What makes quotas somewhat unusual at first glance is that corresponding quotas can be linked not only to observable or verifiable criteria (student, club member), but also to behaviours (booking period).
✓ Individual plans are available
✓ Only limited rates are available
✓ Different rates are possible
✓ Tariffs should be comprehensible
Yield management software as a form of price differentiation
Yield management is a special form of price differentiation. However, prices do not vary between Product level, as the principle of price differentiation actually provides, but for individual goods. The quota also plays an important role in setting prices. If the quota of price offer 1 is sold out, the tariff is no longer available, only other price offers. The prices depend not only on target groups and buyers, but also on random behaviours, such as the booking period.
Plan quotas
Quotas create different prices and offers. For customers, it seems as if the price is rising over time.
Price differentiation based on examples
Here is a collection of different price differentiations based on yield management.
A distinction can be made between price differentiation based on individual goods, quotas and sales channels.
Price differentiation for individual goods
There are different methods of price differentiation. Here, differentiation is based on individual goods. The days are fixed and do not apply in principle. Using a cheap theatre performance as an example: there is no price differentiation to give a 10% discount on admission prices every Tuesday, but only on specific days. Performances on 8/10, 13/10 and 24/10 are 10% cheaper — this involves differentiated pricing.
Price differentiation based on quotas
Another example would be that the theatre provides a quota of 20 seats for students, the rest being sold at the normal rate. Quotas can also be found frequently with airlines. This creates various price quotas. Depending on the time of booking, such a flight ticket may have different prices. The prices start very cheap — whoever comes first gets the cheapest price still available.
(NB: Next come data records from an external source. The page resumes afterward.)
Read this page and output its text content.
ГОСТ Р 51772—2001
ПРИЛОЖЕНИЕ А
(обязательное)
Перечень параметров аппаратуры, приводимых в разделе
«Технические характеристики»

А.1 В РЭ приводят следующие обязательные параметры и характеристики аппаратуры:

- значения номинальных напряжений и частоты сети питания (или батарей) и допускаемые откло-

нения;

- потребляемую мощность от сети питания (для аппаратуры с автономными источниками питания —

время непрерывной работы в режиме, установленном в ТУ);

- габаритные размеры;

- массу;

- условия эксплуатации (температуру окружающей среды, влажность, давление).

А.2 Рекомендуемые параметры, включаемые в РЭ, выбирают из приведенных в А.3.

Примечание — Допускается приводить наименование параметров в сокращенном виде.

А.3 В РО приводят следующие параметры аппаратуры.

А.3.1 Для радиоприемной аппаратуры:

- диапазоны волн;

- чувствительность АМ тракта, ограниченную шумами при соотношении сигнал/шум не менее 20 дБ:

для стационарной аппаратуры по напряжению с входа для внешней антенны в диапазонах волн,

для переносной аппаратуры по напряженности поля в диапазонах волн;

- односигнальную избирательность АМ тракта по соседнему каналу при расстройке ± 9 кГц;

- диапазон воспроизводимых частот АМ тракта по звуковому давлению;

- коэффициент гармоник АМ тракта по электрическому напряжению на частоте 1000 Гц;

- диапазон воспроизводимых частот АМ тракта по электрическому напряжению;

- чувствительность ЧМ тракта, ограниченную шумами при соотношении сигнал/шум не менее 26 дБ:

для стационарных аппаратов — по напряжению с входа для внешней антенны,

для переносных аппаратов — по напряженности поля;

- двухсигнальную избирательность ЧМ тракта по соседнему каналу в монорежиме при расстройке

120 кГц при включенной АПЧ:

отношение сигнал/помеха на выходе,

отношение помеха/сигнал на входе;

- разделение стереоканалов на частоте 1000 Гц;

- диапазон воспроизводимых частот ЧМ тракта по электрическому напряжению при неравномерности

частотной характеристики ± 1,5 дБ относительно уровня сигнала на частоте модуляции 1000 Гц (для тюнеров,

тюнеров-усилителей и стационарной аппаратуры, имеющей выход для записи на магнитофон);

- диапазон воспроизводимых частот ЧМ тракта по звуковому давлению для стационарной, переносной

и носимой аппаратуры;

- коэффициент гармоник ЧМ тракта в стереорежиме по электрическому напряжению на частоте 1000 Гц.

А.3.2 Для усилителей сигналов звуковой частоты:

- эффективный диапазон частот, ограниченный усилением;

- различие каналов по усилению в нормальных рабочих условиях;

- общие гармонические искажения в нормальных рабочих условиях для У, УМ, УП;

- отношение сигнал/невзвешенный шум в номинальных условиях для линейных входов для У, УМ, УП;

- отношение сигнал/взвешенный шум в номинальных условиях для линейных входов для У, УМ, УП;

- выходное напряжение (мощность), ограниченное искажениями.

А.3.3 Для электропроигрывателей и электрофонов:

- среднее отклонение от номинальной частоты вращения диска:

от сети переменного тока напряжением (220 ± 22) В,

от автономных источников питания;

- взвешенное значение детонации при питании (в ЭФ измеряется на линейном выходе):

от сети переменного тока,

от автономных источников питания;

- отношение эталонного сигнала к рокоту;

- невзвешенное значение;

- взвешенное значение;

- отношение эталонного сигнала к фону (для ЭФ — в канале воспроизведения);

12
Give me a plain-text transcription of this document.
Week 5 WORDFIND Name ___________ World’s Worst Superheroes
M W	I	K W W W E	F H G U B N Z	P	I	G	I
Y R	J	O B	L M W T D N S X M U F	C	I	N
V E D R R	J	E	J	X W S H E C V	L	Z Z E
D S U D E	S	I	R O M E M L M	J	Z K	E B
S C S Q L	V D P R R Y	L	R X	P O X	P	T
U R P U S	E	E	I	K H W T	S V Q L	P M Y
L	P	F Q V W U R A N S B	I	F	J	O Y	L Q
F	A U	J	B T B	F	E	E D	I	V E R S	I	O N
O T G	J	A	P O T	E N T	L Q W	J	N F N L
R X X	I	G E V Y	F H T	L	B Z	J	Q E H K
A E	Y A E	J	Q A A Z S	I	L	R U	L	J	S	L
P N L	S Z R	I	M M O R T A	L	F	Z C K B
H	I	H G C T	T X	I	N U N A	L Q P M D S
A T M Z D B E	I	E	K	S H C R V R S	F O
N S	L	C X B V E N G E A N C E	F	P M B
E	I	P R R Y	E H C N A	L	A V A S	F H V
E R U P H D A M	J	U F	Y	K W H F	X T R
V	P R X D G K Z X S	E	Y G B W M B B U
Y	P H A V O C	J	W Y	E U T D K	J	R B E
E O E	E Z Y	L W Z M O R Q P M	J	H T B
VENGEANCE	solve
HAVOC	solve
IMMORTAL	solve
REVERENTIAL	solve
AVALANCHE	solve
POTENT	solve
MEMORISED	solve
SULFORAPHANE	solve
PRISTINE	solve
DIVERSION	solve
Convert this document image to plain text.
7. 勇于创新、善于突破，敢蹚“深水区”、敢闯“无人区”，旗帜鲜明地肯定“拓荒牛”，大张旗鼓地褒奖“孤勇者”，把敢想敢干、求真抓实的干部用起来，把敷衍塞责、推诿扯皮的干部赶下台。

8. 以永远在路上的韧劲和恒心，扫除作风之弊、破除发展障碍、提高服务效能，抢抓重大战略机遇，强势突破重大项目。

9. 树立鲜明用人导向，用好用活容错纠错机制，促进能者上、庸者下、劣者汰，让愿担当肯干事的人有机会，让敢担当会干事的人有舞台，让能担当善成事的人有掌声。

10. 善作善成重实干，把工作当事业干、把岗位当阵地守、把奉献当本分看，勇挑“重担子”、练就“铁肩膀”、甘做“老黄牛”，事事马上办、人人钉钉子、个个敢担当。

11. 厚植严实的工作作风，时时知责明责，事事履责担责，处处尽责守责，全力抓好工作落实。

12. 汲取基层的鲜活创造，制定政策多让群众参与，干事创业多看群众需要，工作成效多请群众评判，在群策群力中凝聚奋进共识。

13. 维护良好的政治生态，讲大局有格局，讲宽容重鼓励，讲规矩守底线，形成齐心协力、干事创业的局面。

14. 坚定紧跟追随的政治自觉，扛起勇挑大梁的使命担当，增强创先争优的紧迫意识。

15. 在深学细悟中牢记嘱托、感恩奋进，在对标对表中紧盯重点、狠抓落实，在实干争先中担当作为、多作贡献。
Outwardly, it looks as though prices will rise over time.
Price differentiation through sales channels
Another effective method of yield management is to control availability on sales channels instead of controlling prices. When demand is weak, the supply can be public across all sales channels so that the number of bookings increases. If demand increases, individual sales channels can be deactivated. The best way to do this is to gradually close external channels. Ultimately, only direct sales through the hotel should be active in order to achieve a high turnover.